Deserializing error with UTF-8 BOM (Byte Order Mark) Content
Deserializing Panic with UTF-8 BOM (Byte Order Mark) Content
I encounter an issue when attempting to deserialize a string encoded in UTF-8 with a Byte Order Mark (BOM). The deserializer throws the following error: Error("expected value", line: 1, column: 1).
How to Reproduce
To reproduce the issue, encode a JSON file in UTF-8 with BOM and use from_reader or from_str for deserialization.
Workaround
As a temporary workaround, I check if the file content begins with the first three bytes of the BOM and remove them if present:
use std::fs;
fn main() {
// Specify the path to your file
let file_path = "path/to/your/file_with_bom.json";
// Read the file to a Vec<u8>
let mut data = fs::read(file_path).unwrap();
// UTF-8 BOM is three bytes: EF BB BF
if data.starts_with(&[0xEF, 0xBB, 0xBF]) {
// Remove the first three bytes (the BOM)
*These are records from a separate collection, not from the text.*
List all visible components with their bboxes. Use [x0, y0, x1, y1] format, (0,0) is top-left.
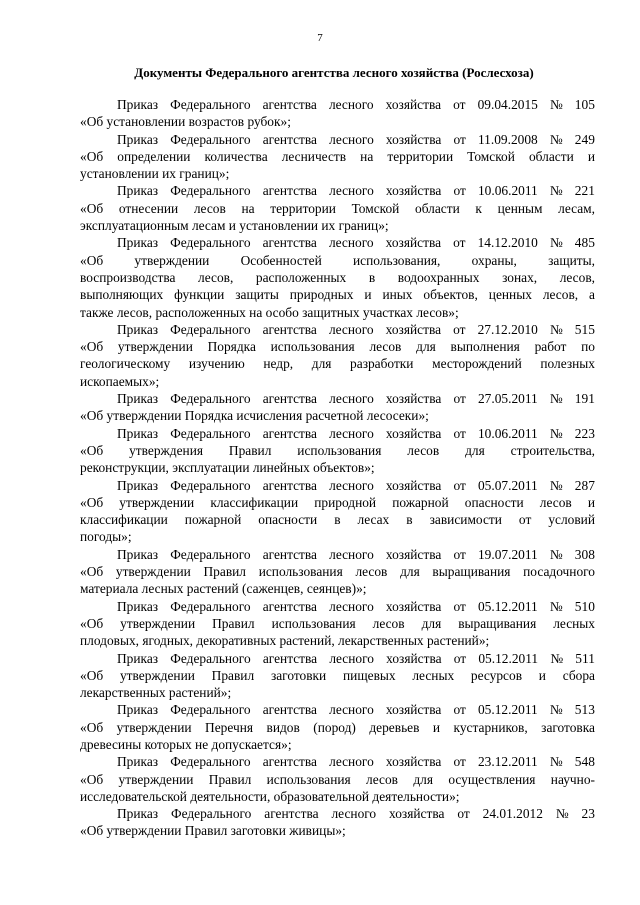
order-title-line: Приказ Федерального агентства лесного хозяйства от 27.12.2010 № 515: [117, 321, 595, 337]
order-title-line: Приказ Федерального агентства лесного хозяйства от 19.07.2011 № 308: [117, 546, 595, 562]
order-text-line: «Об утверждения Правил использования лесов для строительства,: [80, 442, 595, 458]
section-heading: Документы Федерального агентства лесного хозяйства (Рослесхоза): [134, 65, 534, 80]
order-title-line: Приказ Федерального агентства лесного хозяйства от 05.12.2011 № 513: [117, 702, 595, 718]
order-title-line: Приказ Федерального агентства лесного хозяйства от 14.12.2010 № 485: [117, 235, 595, 251]
order-text-line: «Об установлении возрастов рубок»;: [80, 114, 291, 130]
page-number: 7: [317, 32, 323, 44]
order-entry: [80, 234, 595, 320]
order-text-line: «Об утверждении Правил заготовки пищевых лесных ресурсов и сбора: [80, 667, 595, 683]
order-list: [80, 96, 595, 840]
order-text-line: «Об утверждении Правил использования лесов для осуществления научно-: [80, 771, 595, 787]
order-title-line: Приказ Федерального агентства лесного хозяйства от 11.09.2008 № 249: [117, 131, 595, 147]
order-entry: [80, 182, 595, 234]
order-text-line: «Об утверждении Особенностей использования, охраны, защиты,: [80, 252, 595, 268]
order-text-line: выполняющих функции защиты природных и иных объектов, ценных лесов, а: [80, 287, 595, 303]
order-text-line: «Об утверждении Правил использования лесов для выращивания посадочного: [80, 564, 595, 580]
order-text-line: исследовательской деятельности, образовательной деятельности»;: [80, 788, 460, 804]
order-text-line: воспроизводства лесов, расположенных в водоохранных зонах, лесов,: [80, 269, 595, 285]
order-title-line: Приказ Федерального агентства лесного хозяйства от 10.06.2011 № 223: [117, 425, 595, 441]
order-text-line: установлении их границ»;: [80, 166, 230, 182]
order-entry: [80, 546, 595, 598]
order-text-line: классификации пожарной опасности в лесах в зависимости от условий: [80, 512, 595, 528]
order-text-line: «Об утверждении Порядка исчисления расчетной лесосеки»;: [80, 408, 429, 424]
order-text-line: погоды»;: [80, 529, 132, 545]
order-text-line: «Об отнесении лесов на территории Томской области к ценным лесам,: [80, 200, 595, 216]
order-text-line: древесины которых не допускается»;: [80, 736, 292, 752]
order-text-line: «Об утверждении классификации природной пожарной опасности лесов и: [80, 494, 595, 510]
order-text-line: также лесов, расположенных на особо защитных участках лесов»;: [80, 304, 459, 320]
order-text-line: «Об утверждении Правил заготовки живицы»;: [80, 823, 346, 839]
order-text-line: «Об утверждении Перечня видов (пород) деревьев и кустарников, заготовка: [80, 719, 595, 735]
order-text-line: эксплуатационным лесам и установлении их границ»;: [80, 218, 389, 234]
order-entry: [80, 701, 595, 753]
order-entry: [80, 321, 595, 390]
order-text-line: «Об утверждении Порядка использования лесов для выполнения работ по: [80, 339, 595, 355]
order-title-line: Приказ Федерального агентства лесного хозяйства от 05.12.2011 № 511: [117, 650, 595, 666]
order-text-line: реконструкции, эксплуатации линейных объектов»;: [80, 460, 375, 476]
order-entry: [80, 598, 595, 650]
order-title-line: Приказ Федерального агентства лесного хозяйства от 09.04.2015 № 105: [117, 97, 595, 112]
order-entry: [80, 425, 595, 477]
order-title-line: Приказ Федерального агентства лесного хозяйства от 24.01.2012 № 23: [117, 806, 595, 822]
order-text-line: плодовых, ягодных, декоративных растений, лекарственных растений»;: [80, 633, 490, 649]
order-title-line: Приказ Федерального агентства лесного хозяйства от 23.12.2011 № 548: [117, 754, 595, 770]
order-entry: [80, 805, 595, 840]
order-title-line: Приказ Федерального агентства лесного хозяйства от 27.05.2011 № 191: [117, 391, 595, 407]
order-entry: [80, 96, 595, 131]
order-text-line: геологическому изучению недр, для разработки месторождений полезных: [80, 356, 595, 372]
order-text-line: «Об утверждении Правил использования лесов для выращивания лесных: [80, 615, 595, 631]
order-text-line: ископаемых»;: [80, 373, 160, 389]
order-text-line: «Об определении количества лесничеств на территории Томской области и: [80, 148, 595, 164]
order-title-line: Приказ Федерального агентства лесного хозяйства от 05.12.2011 № 510: [117, 598, 595, 614]
order-text-line: лекарственных растений»;: [80, 685, 232, 701]
order-entry: [80, 131, 595, 183]
order-entry: [80, 650, 595, 702]
order-title-line: Приказ Федерального агентства лесного хозяйства от 10.06.2011 № 221: [117, 183, 595, 199]
order-title-line: Приказ Федерального агентства лесного хозяйства от 05.07.2011 № 287: [117, 477, 595, 493]
order-entry: [80, 477, 595, 546]
order-entry: [80, 390, 595, 425]
order-entry: [80, 753, 595, 805]
order-text-line: материала лесных растений (саженцев, сеянцев)»;: [80, 581, 367, 597]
data = data[3..].to_vec();
}
// Proceed with deserialization...
}
One way would be to handle it in Rust itself https://github.com/rust-lang/rfcs/issues/2428 at least IETF RFC 3629 doesn't forbids it. (even though I'm personally against it, as it is a protocol detail)
But your file is theoretically not compliant with IETF RFC 7159 (even though this also not strictly forbidden in the beforementioned RFC as its a protocol detail)
Implementations MUST NOT add a byte order mark to the beginning of a JSON text. In the interests of interoperability, implementations that parse JSON texts MAY ignore the presence of a byte order mark rather than treating it as an error.
Either way its at least totally valid to ignore the BOM to be still conformant.